The Internet Engineering Task Force has decided not to consider requirements for wiretapping as part of the process for creating and maintaining IETF standards. [1].

History of wiretapping

During the American Civil War, government officials under President Abraham Lincoln eavesdropped on telegraph conversations. Telephone wiretapping began in about 1904, only a few years after the invention of the telephone recorder.

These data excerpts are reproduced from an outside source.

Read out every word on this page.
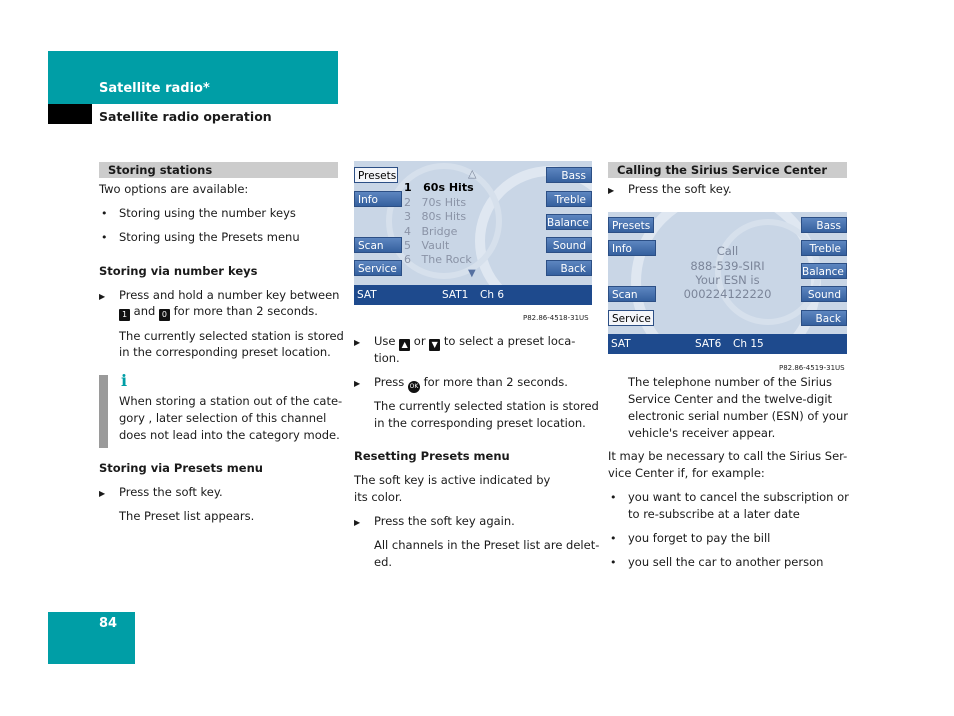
Satellite radio*
Satellite radio operation
Storing stations
Two options are available:
• Storing using the number keys
• Storing using the Presets menu
Storing via number keys
▶ Press and hold a number key between
1 and 0 for more than 2 seconds.
The currently selected station is stored
in the corresponding preset location.
i
When storing a station out of the cate-
gory , later selection of this channel
does not lead into the category mode.
Storing via Presets menu
▶ Press the soft key.
The Preset list appears.
Presets
Info
Scan
Service
Bass
Treble
Balance
Sound
Back
△
1 60s Hits
2 70s Hits
3 80s Hits
4 Bridge
5 Vault
6 The Rock
▼
SAT	SAT1 Ch 6
P82.86-4518-31US
▶ Use ▲ or ▼ to select a preset loca-
tion.
▶ Press OK for more than 2 seconds.
The currently selected station is stored
in the corresponding preset location.
Resetting Presets menu
The soft key is active indicated by
its color.
▶ Press the soft key again.
All channels in the Preset list are delet-
ed.
Calling the Sirius Service Center
▶ Press the soft key.
Presets
Info
Scan
Service
Bass
Treble
Balance
Sound
Back
Call
888-539-SIRI
Your ESN is
000224122220
SAT	SAT6 Ch 15
P82.86-4519-31US
The telephone number of the Sirius
Service Center and the twelve-digit
electronic serial number (ESN) of your
vehicle's receiver appear.
It may be necessary to call the Sirius Ser-
vice Center if, for example:
• you want to cancel the subscription or
to re-subscribe at a later date
• you forget to pay the bill
• you sell the car to another person
84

Wiretapping has also been carried out under most Presidents, usually with a lawful warrant since the Supreme Court ruled it constitutional in 1928. Domestic wiretapping under the Clinton administration led to the capture of Aldrich Ames, a former Soviet spy in 1994. Robert F. Kennedy monitored the activity of Martin Luther King Jr. by wiretapping in 1966.

In the Greek telephone tapping case 2004-2005 more than 100 mobile phone numbers belonging mostly to members of the Greek government, including the Prime Minister of Greece, and top-ranking civil servants were found to have been illegally tapped for a period of at least one year. The Greek government concluded this had been done by a foreign intelligence agency, for security reasons related to the 2004 Olympic Games, by unlawfully activating the lawful interception subsystem of the Vodafone Greece mobile network.

The most recent case of U.S. wiretapping was the NSA warrantless surveillance controversy discovered in December 2005. It aroused much controversy, after several people accused President George W. Bush of violating a specific federal statute (FISA) and the United States Constitution. The president argued his authorization was consistent with other federal statutes (AUMF), other provisions of the Constitution, and was necessary to keep America safe from terrorism, and could lead to the capture of notorious terrorists responsible for 9/11.